Fenomena ini menguak masalah yang lebih besar: rendahnya kesadaran etika dalam penggunaan teknologi. AI yang kini mampu menghasilkan video realistis dalam hitungan menit seharusnya dimanfaatkan untuk kemajuan, seperti promosi produk UMKM, kampanye sosial, atau pendidikan. Namun, di tangan pengguna dengan sumber daya manusia (SDM) yang rendah secara etika dan pemahaman, justru digunakan untuk membuat parodi yang menyesatkan dan menyakitkan banyak pihak.
Dalam ajaran Islam, mempermainkan hal-hal sakral seperti neraka dan keimanan disebut istihza’, yaitu memperolok agama. Tindakan ini digolongkan sebagai dosa besar dan bahkan dapat menggugurkan iman pelakunya. Allah SWT telah berfirman:
“Dan jika kamu tanyakan kepada mereka (tentang apa yang mereka lakukan), tentu mereka akan menjawab: ‘Sesungguhnya kami hanyalah bersenda gurau dan bermain-main saja.’ Katakanlah: ‘Apakah dengan Allah, ayat-ayat-Nya, dan Rasul-Nya kamu selalu berolok-olok?'” (QS. At-Taubah: 65)
Para pakar etika teknologi juga sudah lama memperingatkan bahwa kecerdasan buatan, jika tidak dibarengi dengan kecerdasan moral, bisa menjadi alat untuk menyebarkan kebencian, misinformasi, bahkan penistaan terhadap agama. Inilah yang kini terjadi, saat AI digunakan untuk membuat hiburan murahan yang merendahkan nilai spiritual dan keyakinan umat.
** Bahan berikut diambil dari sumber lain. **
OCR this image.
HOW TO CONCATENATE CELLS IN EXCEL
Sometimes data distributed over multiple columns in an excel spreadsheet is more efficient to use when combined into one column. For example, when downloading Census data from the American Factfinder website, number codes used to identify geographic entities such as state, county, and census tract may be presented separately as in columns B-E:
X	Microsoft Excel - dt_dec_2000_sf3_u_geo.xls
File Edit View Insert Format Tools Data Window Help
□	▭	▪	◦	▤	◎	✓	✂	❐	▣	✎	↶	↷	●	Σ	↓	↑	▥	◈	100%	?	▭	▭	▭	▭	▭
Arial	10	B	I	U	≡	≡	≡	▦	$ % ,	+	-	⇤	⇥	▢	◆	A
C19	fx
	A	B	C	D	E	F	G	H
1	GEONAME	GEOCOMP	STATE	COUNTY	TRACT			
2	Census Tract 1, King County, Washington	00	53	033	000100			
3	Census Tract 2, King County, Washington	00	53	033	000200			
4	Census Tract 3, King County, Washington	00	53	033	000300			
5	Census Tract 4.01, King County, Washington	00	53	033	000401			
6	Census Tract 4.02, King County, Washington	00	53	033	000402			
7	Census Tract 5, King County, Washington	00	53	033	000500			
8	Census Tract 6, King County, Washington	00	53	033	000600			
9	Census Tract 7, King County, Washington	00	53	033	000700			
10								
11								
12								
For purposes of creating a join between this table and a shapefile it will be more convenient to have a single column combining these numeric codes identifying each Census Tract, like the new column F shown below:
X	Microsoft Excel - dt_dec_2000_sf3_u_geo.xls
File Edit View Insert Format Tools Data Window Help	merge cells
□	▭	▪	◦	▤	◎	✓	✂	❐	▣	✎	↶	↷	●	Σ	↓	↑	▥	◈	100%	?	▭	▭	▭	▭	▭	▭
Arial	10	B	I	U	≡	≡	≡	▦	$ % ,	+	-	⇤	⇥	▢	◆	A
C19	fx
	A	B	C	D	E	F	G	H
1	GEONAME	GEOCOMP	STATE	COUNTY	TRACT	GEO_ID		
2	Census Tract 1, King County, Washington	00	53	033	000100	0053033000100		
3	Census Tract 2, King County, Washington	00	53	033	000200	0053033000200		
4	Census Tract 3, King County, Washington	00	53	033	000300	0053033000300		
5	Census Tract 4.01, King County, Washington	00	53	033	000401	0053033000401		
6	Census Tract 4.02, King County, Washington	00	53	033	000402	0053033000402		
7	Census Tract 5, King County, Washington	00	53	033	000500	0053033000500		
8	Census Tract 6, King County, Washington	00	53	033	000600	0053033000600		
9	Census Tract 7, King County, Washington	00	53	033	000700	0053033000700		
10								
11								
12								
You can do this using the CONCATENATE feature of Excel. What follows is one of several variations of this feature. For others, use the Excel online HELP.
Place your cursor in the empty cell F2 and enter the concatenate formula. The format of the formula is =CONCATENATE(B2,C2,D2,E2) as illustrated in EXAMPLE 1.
Seruan kepada Masyarakat Digital
Masyarakat digital, khususnya generasi muda, harus lebih bijak dan selektif dalam menyikapi konten yang beredar. Jangan ikut menyebarkan, mengomentari, atau memberi panggung kepada pembuat konten yang mempermainkan agama. Diamnya umat terhadap penghinaan hanya akan membuka jalan bagi konten sejenis yang lebih ekstrem di masa depan.
Kesimpulan
Kecerdasan buatan adalah alat—bukan musuh, bukan juga penyelamat. Di tangan yang benar, AI mampu membawa manfaat besar bagi kemanusiaan. Namun di tangan yang salah, ia bisa berubah menjadi senjata yang merusak nilai luhur, memecah belah masyarakat, dan menistakan iman. Maka dari itu, kita semua memikul tanggung jawab moral untuk memastikan AI digunakan demi kebaikan, bukan untuk mempermainkan kesucian agama atau martabat manusia.